'Just coffee first?' my client asks. That's how we always start. We have known each other for a long time and every time we see each other we start by catching up. This time, his question soon arises: whether I can capture his working life as an urban designer and planner, a period of about 40 years, in a number of images. He explains his question in more detail and I get enthusiastic, because this is where my experience in spatial planning projects and my photography come together.
It will turn out to be one of my best photo assignments so far.
Many conversations follow. Conversations about his vision, his motives, his inspirations and, what later turns out to be most important, his dilemmas in spatial planning. Slowly the essence of his assignment becomes clearer to me. His dilemmas stick with me. How can I visualise them?

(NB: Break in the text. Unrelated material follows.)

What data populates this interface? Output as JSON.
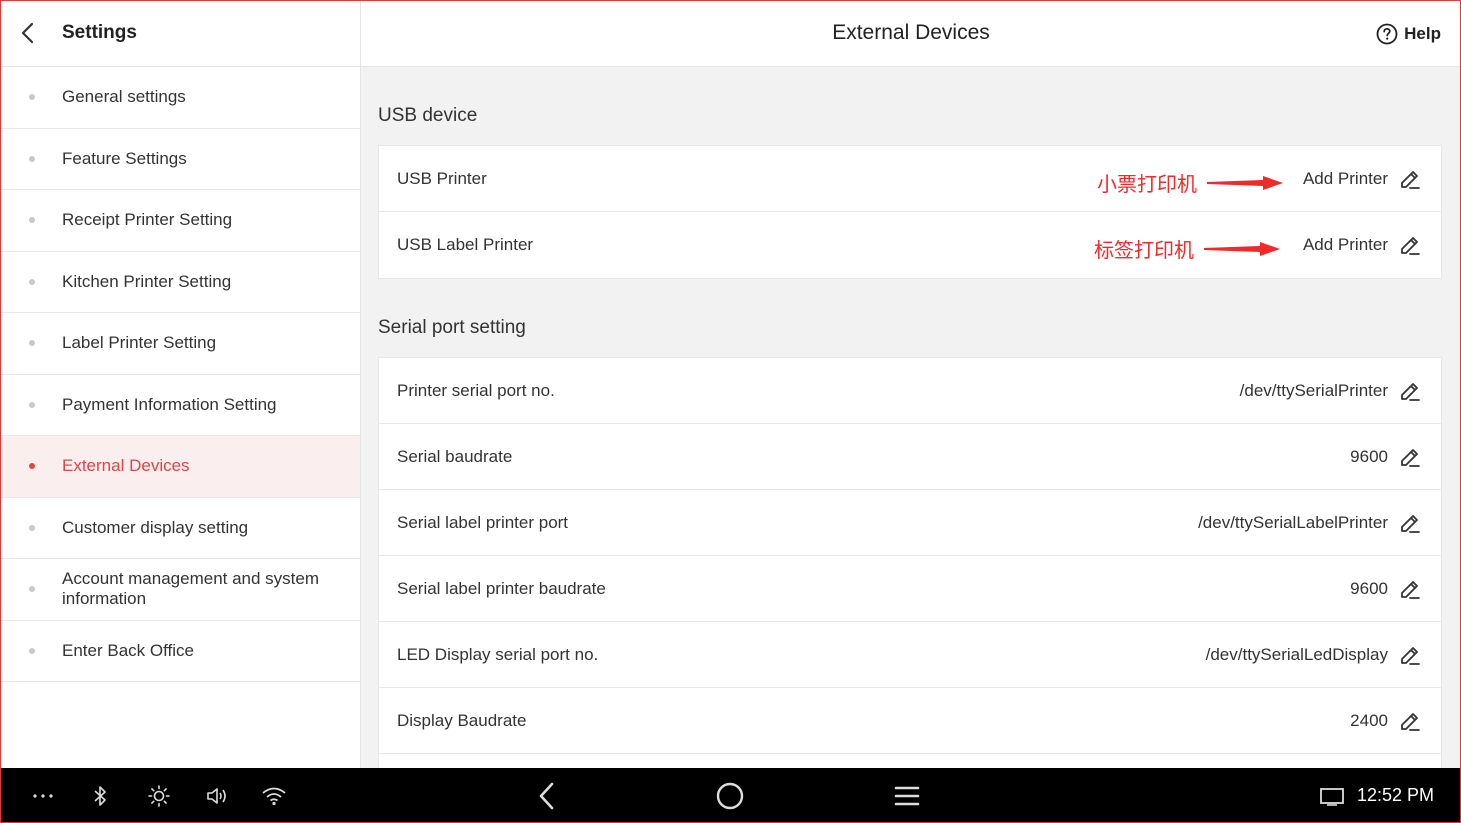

We look up on those first images. We talk about the contradictions in space, the diverging interests and the dilemmas that you encounter as an urban planner / planner in the broad playing field of spatial planning. He says that not everything is always based on quality. But that the chaos of the dilemmas can ensure that you still find the right way, so that we all improve a little. He calls this a 'constant challenge'.
Ultimately, those beautiful conversations are leading in my creative process of making images. Images that reflect the dilemmas in spatial planning, images that always evoke new viewpoints, images that always show something different: urbanity, the countryside, the dilemmas between the windmills and the protection of nature reserves. But above all images that feed and support the conversation about spatial planning. Because that becomes increasingly clear to me in the conversations with this client: how important it is to capture the dilemmas at all: 'The images are so necessary to tell that story and automatically evoke all kinds of questions and discussions', according to the client.
The presentation takes place in his office. I couldn't say it more beautiful than him: 'if you think you know what you see, it appears that it is something else again.'
What started with coffee, ended in a beautiful visual story about 40 years of spatial planning in the Netherlands - including the questions and discussions that go with it.